I’ve been involved with volunteer efforts to help feed those less fortunate for about 20 years. Never before have I witnessed such great need. Unless our economy turns around, the number of such people will continue to grow – through no fault of their own.

As a member of Congress, I recognize the need to get our federal budget under control. As government resources decline, the need for volunteers will increase.

If not for about 900 volunteers who helped out at the Freestore Foodbank over the three days before Thanksgiving, this food distribution wouldn’t have been possible. Among them were young men in St. Xavier High School shirts, a business executive who toted heavy bags despite her high heels, and retired men and women.

About 10,000 local families benefited. Each got a turkey or chicken, rice or stuffing, canned vegetables, fresh potatoes, Ohio apples, and some type of dessert.

Most of the needy who lined up in the cold before the doors opened live in Hamilton County or Northern Kentucky, I was told. But the impact of this annual effort reaches much of Southern Ohio.

While based in Hamilton County, the Freestore Foodbank helps people in 20 counties through food pantries, including residents of Clermont County, Brown County, Adams County, Scioto County, and Pike County.

Last year, the Freestore Foodbank gave away about 20 million pounds of food, said Kurt L. Reiber, president and chief executive officer. About 5 million pounds of that food came from the U.S. Department of Agriculture. About 3 million more pounds of food came from the Ohio Department of Job and Family Services. Much of the rest was purchased by the Freestore Foodbank with donations from caring people – including those who work at local businesses.

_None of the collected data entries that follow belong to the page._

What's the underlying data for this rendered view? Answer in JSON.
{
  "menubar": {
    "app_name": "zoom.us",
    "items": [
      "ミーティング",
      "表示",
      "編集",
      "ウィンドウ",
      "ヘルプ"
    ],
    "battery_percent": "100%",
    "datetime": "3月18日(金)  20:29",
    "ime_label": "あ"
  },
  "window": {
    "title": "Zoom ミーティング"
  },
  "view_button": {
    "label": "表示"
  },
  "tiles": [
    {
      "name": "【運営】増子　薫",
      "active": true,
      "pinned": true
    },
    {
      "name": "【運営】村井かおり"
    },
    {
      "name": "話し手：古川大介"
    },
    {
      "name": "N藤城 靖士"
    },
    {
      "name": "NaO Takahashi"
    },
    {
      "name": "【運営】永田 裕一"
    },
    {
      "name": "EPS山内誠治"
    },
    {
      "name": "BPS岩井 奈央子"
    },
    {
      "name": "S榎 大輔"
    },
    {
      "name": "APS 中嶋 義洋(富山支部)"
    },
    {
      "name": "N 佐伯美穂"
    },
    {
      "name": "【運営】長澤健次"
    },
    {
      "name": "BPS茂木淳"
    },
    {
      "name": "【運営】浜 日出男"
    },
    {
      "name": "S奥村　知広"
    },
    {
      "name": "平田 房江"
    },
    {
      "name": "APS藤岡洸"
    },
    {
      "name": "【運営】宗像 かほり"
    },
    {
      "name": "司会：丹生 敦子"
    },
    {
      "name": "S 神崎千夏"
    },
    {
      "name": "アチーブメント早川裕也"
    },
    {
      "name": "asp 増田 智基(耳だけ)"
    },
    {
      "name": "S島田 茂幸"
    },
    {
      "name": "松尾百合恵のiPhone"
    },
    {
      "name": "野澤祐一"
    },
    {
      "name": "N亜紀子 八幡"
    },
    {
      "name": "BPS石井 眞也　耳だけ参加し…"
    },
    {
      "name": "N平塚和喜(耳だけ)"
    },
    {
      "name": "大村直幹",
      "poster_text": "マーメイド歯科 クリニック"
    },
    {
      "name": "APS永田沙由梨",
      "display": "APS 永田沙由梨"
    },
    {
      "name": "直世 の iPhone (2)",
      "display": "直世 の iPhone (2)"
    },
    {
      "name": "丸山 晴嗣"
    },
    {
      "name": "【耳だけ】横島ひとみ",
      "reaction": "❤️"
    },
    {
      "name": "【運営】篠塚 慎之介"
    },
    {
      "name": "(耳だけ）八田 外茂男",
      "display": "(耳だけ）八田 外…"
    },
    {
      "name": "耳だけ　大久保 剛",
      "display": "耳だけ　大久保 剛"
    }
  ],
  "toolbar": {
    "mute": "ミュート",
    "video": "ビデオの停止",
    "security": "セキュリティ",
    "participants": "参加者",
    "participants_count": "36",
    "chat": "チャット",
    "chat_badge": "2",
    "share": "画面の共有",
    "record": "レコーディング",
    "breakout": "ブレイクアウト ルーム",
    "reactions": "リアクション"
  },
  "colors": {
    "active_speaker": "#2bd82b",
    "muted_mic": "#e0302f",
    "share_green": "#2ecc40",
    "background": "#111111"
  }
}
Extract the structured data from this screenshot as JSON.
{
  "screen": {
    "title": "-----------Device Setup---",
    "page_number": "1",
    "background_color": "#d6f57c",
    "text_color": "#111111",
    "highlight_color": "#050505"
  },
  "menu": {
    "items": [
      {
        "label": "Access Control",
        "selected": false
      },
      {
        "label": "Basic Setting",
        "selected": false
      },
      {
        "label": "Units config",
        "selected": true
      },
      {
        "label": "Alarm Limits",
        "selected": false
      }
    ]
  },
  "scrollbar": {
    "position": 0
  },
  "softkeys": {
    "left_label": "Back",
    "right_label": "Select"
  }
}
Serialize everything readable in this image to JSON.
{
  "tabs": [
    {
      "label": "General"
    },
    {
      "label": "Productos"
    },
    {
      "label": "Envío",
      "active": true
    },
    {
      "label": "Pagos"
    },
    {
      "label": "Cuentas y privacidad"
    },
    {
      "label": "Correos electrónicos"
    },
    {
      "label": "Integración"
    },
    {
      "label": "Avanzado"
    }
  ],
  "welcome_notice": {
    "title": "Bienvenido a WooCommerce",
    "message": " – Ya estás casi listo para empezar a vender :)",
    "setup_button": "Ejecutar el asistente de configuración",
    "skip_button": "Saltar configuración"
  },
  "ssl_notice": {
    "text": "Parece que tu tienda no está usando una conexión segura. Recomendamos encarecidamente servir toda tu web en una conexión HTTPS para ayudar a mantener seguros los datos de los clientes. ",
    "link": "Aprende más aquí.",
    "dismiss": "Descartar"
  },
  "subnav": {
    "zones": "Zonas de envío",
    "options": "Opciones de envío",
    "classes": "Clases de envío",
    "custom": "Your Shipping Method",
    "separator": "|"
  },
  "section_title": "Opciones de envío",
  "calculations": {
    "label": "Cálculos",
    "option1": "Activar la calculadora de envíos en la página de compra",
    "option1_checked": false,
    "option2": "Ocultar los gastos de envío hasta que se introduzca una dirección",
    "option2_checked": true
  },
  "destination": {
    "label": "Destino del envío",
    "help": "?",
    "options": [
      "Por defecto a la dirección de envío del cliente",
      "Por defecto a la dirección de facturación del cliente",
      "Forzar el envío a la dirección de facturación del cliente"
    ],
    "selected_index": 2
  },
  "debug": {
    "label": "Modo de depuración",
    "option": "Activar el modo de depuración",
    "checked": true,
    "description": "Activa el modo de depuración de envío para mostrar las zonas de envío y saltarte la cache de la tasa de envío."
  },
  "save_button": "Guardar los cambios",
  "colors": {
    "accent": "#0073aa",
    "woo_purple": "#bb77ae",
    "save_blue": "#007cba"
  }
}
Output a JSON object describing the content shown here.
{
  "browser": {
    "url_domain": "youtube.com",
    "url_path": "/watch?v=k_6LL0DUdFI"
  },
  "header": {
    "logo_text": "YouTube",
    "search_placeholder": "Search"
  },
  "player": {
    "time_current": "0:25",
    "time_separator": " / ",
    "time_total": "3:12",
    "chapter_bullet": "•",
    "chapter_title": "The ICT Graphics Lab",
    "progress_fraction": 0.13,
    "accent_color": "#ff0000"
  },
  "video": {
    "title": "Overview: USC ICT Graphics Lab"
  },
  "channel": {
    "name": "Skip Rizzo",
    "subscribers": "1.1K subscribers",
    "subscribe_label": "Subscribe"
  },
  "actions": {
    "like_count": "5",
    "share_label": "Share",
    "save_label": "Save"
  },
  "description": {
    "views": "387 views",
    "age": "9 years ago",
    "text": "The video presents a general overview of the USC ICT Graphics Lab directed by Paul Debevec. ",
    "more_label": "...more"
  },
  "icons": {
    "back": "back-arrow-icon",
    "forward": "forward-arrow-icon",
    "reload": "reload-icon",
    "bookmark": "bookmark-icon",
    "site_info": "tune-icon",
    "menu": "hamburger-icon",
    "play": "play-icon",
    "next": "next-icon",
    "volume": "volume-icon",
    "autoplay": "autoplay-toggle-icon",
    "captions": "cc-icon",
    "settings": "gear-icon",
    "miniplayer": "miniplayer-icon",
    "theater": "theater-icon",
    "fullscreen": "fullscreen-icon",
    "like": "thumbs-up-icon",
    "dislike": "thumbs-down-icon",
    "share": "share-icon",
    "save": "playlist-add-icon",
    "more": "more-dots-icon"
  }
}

The food that comes from the U.S. Department of Agriculture is bought from American farmers.

This is done largely to maintain stability in the prices of crops and livestock, but it also obviously benefits needy people.

Agriculture is the number one industry in Ohio. Unfortunately, farmers throughout America are still waiting on Congress to reach a consensus on a new five-year Farm Bill.

Farming is a unique business because of the unpredictability of weather. The Farm Bill ensures we manage the risk for farmers so we don’t lose our food supply.

I’m a member of the House Agriculture Committee, and I believe we have a responsibility to ensure that America has the safest and most stable food supply in the world.

I hope the need is obvious to everyone.

Jean Schmidt is the U.S. Congresswoman serving Ohio’s Second District.